Monday, January 3, 2011

Artist Study * Mini-Research Paper

Due Friday, January 14th

For this paper, you will find a ceramic artist whose work you are particularly drawn to…look online, in books or magazines for inspiration. The artist can be contemporary, meaning they are alive and creating ceramic art today, or they can be from any point in history.

Print out or photocopy at least two images of your chosen artist’s work. These photos will be passed in with your paper.

The paper will be a summary of the artist’s bio as well as why you chose them and what specifically you admire about their work. This should be about 1 page: make sure you include all the information below!

-who the artist is

-important dates: birth, death (if applicable), when they were creating artwork

-where they are from, where they work(ed)

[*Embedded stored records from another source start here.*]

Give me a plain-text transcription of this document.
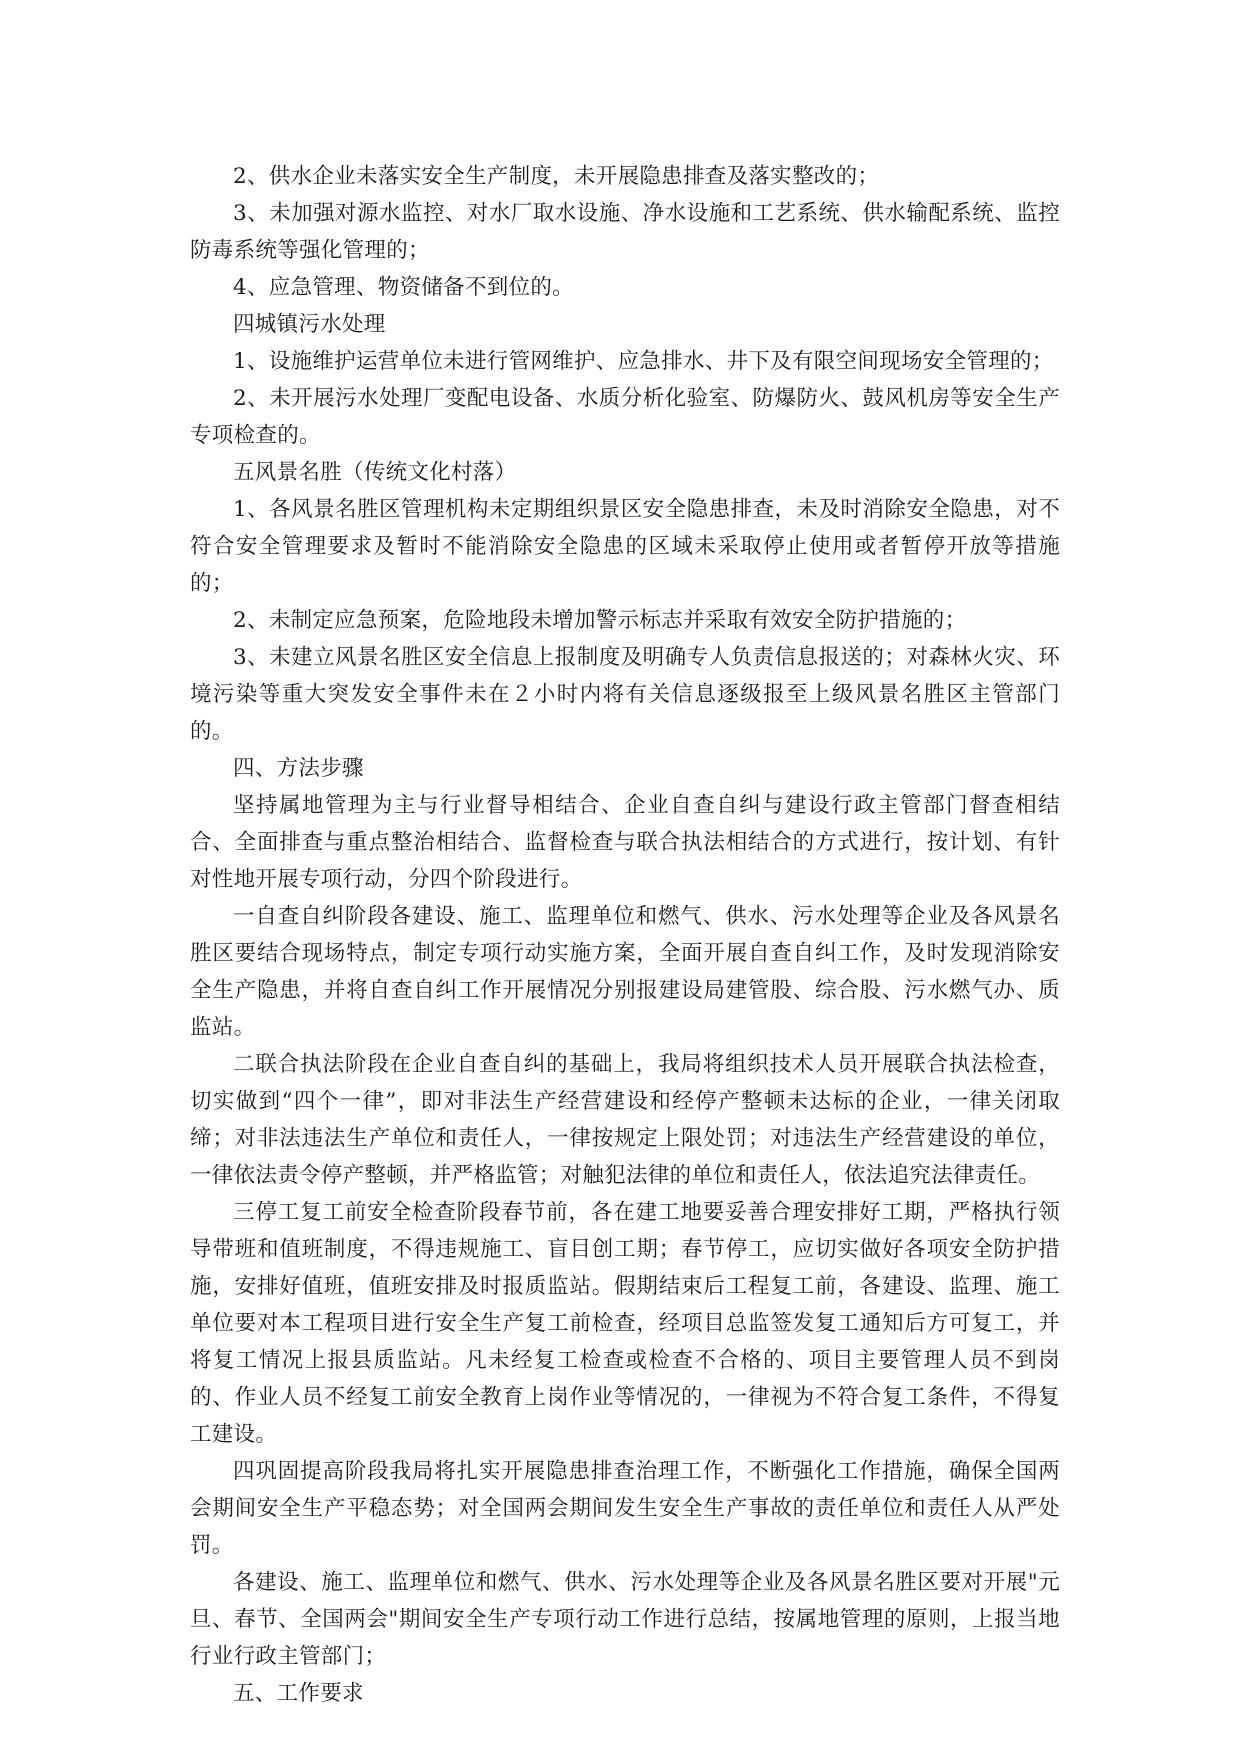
2、供水企业未落实安全生产制度，未开展隐患排查及落实整改的；

3、未加强对源水监控、对水厂取水设施、净水设施和工艺系统、供水输配系统、监控防毒系统等强化管理的；

4、应急管理、物资储备不到位的。

四城镇污水处理

1、设施维护运营单位未进行管网维护、应急排水、井下及有限空间现场安全管理的；

2、未开展污水处理厂变配电设备、水质分析化验室、防爆防火、鼓风机房等安全生产专项检查的。

五风景名胜（传统文化村落）

1、各风景名胜区管理机构未定期组织景区安全隐患排查，未及时消除安全隐患，对不符合安全管理要求及暂时不能消除安全隐患的区域未采取停止使用或者暂停开放等措施的；

2、未制定应急预案，危险地段未增加警示标志并采取有效安全防护措施的；

3、未建立风景名胜区安全信息上报制度及明确专人负责信息报送的；对森林火灾、环境污染等重大突发安全事件未在２小时内将有关信息逐级报至上级风景名胜区主管部门的。

四、方法步骤

坚持属地管理为主与行业督导相结合、企业自查自纠与建设行政主管部门督查相结合、全面排查与重点整治相结合、监督检查与联合执法相结合的方式进行，按计划、有针对性地开展专项行动，分四个阶段进行。

一自查自纠阶段各建设、施工、监理单位和燃气、供水、污水处理等企业及各风景名胜区要结合现场特点，制定专项行动实施方案，全面开展自查自纠工作，及时发现消除安全生产隐患，并将自查自纠工作开展情况分别报建设局建管股、综合股、污水燃气办、质监站。

二联合执法阶段在企业自查自纠的基础上，我局将组织技术人员开展联合执法检查，切实做到“四个一律”，即对非法生产经营建设和经停产整顿未达标的企业，一律关闭取缔；对非法违法生产单位和责任人，一律按规定上限处罚；对违法生产经营建设的单位，一律依法责令停产整顿，并严格监管；对触犯法律的单位和责任人，依法追究法律责任。

三停工复工前安全检查阶段春节前，各在建工地要妥善合理安排好工期，严格执行领导带班和值班制度，不得违规施工、盲目创工期；春节停工，应切实做好各项安全防护措施，安排好值班，值班安排及时报质监站。假期结束后工程复工前，各建设、监理、施工单位要对本工程项目进行安全生产复工前检查，经项目总监签发复工通知后方可复工，并将复工情况上报县质监站。凡未经复工检查或检查不合格的、项目主要管理人员不到岗的、作业人员不经复工前安全教育上岗作业等情况的，一律视为不符合复工条件，不得复工建设。

四巩固提高阶段我局将扎实开展隐患排查治理工作，不断强化工作措施，确保全国两会期间安全生产平稳态势；对全国两会期间发生安全生产事故的责任单位和责任人从严处罚。

各建设、施工、监理单位和燃气、供水、污水处理等企业及各风景名胜区要对开展"元旦、春节、全国两会"期间安全生产专项行动工作进行总结，按属地管理的原则，上报当地行业行政主管部门；

五、工作要求
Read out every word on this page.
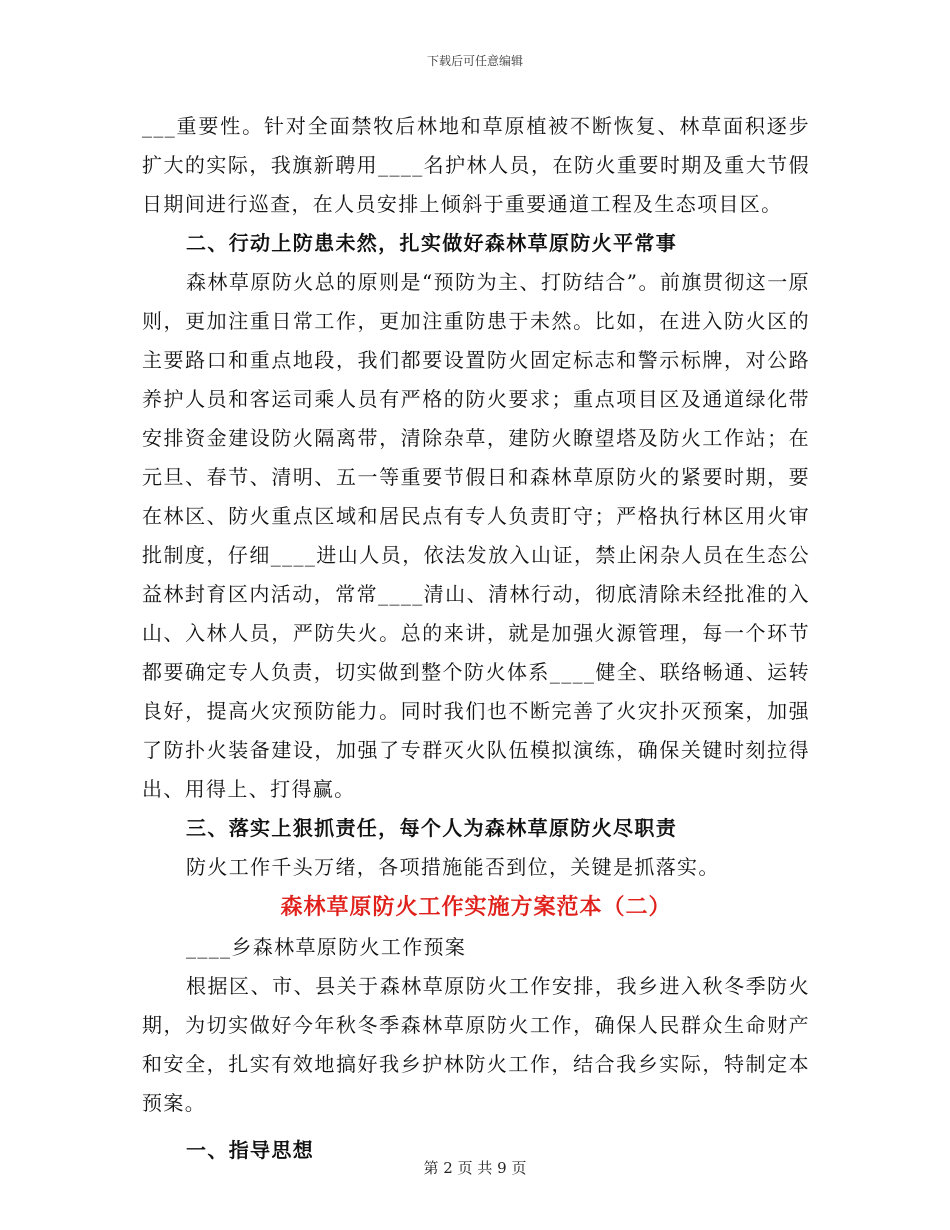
下载后可任意编辑

___重要性。针对全面禁牧后林地和草原植被不断恢复、林草面积逐步扩大的实际，我旗新聘用____名护林人员，在防火重要时期及重大节假日期间进行巡查，在人员安排上倾斜于重要通道工程及生态项目区。

二、行动上防患未然，扎实做好森林草原防火平常事

森林草原防火总的原则是“预防为主、打防结合”。前旗贯彻这一原则，更加注重日常工作，更加注重防患于未然。比如，在进入防火区的主要路口和重点地段，我们都要设置防火固定标志和警示标牌，对公路养护人员和客运司乘人员有严格的防火要求；重点项目区及通道绿化带安排资金建设防火隔离带，清除杂草，建防火瞭望塔及防火工作站；在元旦、春节、清明、五一等重要节假日和森林草原防火的紧要时期，要在林区、防火重点区域和居民点有专人负责盯守；严格执行林区用火审批制度，仔细____进山人员，依法发放入山证，禁止闲杂人员在生态公益林封育区内活动，常常____清山、清林行动，彻底清除未经批准的入山、入林人员，严防失火。总的来讲，就是加强火源管理，每一个环节都要确定专人负责，切实做到整个防火体系____健全、联络畅通、运转良好，提高火灾预防能力。同时我们也不断完善了火灾扑灭预案，加强了防扑火装备建设，加强了专群灭火队伍模拟演练，确保关键时刻拉得出、用得上、打得赢。

三、落实上狠抓责任，每个人为森林草原防火尽职责

防火工作千头万绪，各项措施能否到位，关键是抓落实。

森林草原防火工作实施方案范本（二）

____乡森林草原防火工作预案

根据区、市、县关于森林草原防火工作安排，我乡进入秋冬季防火期，为切实做好今年秋冬季森林草原防火工作，确保人民群众生命财产和安全，扎实有效地搞好我乡护林防火工作，结合我乡实际，特制定本预案。

一、指导思想

第 2 页 共 9 页
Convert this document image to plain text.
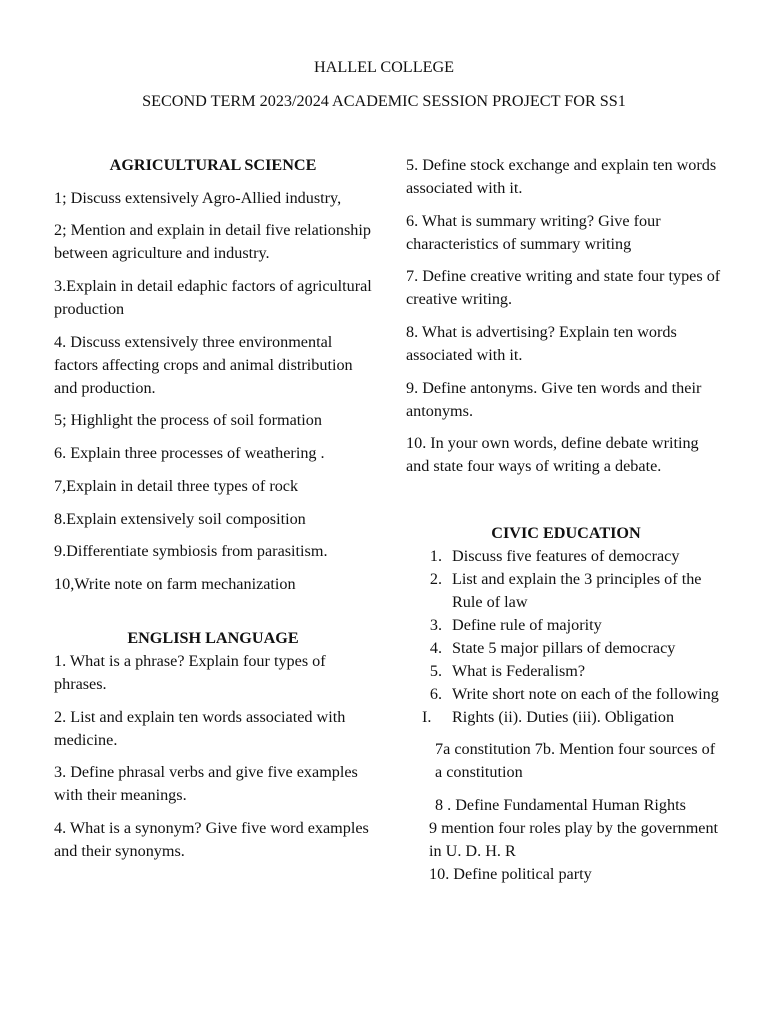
HALLEL COLLEGE
SECOND TERM 2023/2024 ACADEMIC SESSION PROJECT FOR SS1

AGRICULTURAL SCIENCE

1; Discuss extensively Agro-Allied industry,

2; Mention and explain in detail five relationship between agriculture and industry.

3.Explain in detail edaphic factors of agricultural production

4. Discuss extensively three environmental factors affecting crops and animal distribution and production.

5; Highlight the process of soil formation

6. Explain three processes of weathering .

7,Explain in detail three types of rock

8.Explain extensively soil composition

9.Differentiate symbiosis from parasitism.

10,Write note on farm mechanization

ENGLISH LANGUAGE

1. What is a phrase? Explain four types of phrases.

2. List and explain ten words associated with medicine.

3. Define phrasal verbs and give five examples with their meanings.

4. What is a synonym? Give five word examples and their synonyms.

5. Define stock exchange and explain ten words associated with it.

6. What is summary writing? Give four characteristics of summary writing

7. Define creative writing and state four types of creative writing.

8. What is advertising? Explain ten words associated with it.

9. Define antonyms. Give ten words and their antonyms.

10. In your own words, define debate writing and state four ways of writing a debate.

CIVIC EDUCATION

1. Discuss five features of democracy
2. List and explain the 3 principles of the Rule of law
3. Define rule of majority
4. State 5 major pillars of democracy
5. What is Federalism?
6. Write short note on each of the following
I. Rights (ii). Duties (iii). Obligation
7a constitution 7b. Mention four sources of a constitution
8 . Define Fundamental Human Rights
9 mention four roles play by the government in U. D. H. R
10. Define political party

-what specific techniques do they use? types of clay/glazes, type of kiln/firing process

*hint: when you see a word you do not recognize, ex. “raku”, look it up in Google or Wikipedia and describe that in your paper!

-why you chose this artist: what drew you to their work? why do you admire this person, what about your knowledge of ceramics makes them particularly interesting?

-what connections can you make between this person’s work and your own ceramic work? are the two similar in style, concept, form or finish? or are they very different—and how did the similarities/differences influence your decision to choose this artist in particular?

Please use complete sentences, type the paper and print it out to pass it in….remember that the content is more important than the length of the paper!

HOMEWORK DUE FRIDAY JANUARY 7TH: bring in your two printed pictures and the name of your artist so I know you have begun the research process! This will count as your 2nd homework assignment for qtr. 2. Check plus for early pass-ins, full credit for on time, partial credit for late pass-ins.

Luminary: a body that gives light, especially one of the celestial bodies (Merriam-Webster’s online dictionary)

Our ceramic luminaries will be box forms that enclose a candle, have a lid, and let out light through a series of pierced decorations.

Tie the visual theme of your luminary to a dream ...which could have occurred during sleep, or may be a wish or want while awake.

For example: a dream about flying over a city could be represented in your imagery, or you may wish to show what you wish to become after college!

Create a challenging geometric form with your slabs. Make a paper template before beginning. Control dry slabs to leather hard, bevel edges and slip and score well!

Use piercing in a thoughtful and meaningful manner: piercing should enhance and fit with the overall theme.

Use a color scheme with surface decoration that is well chosen and well applied.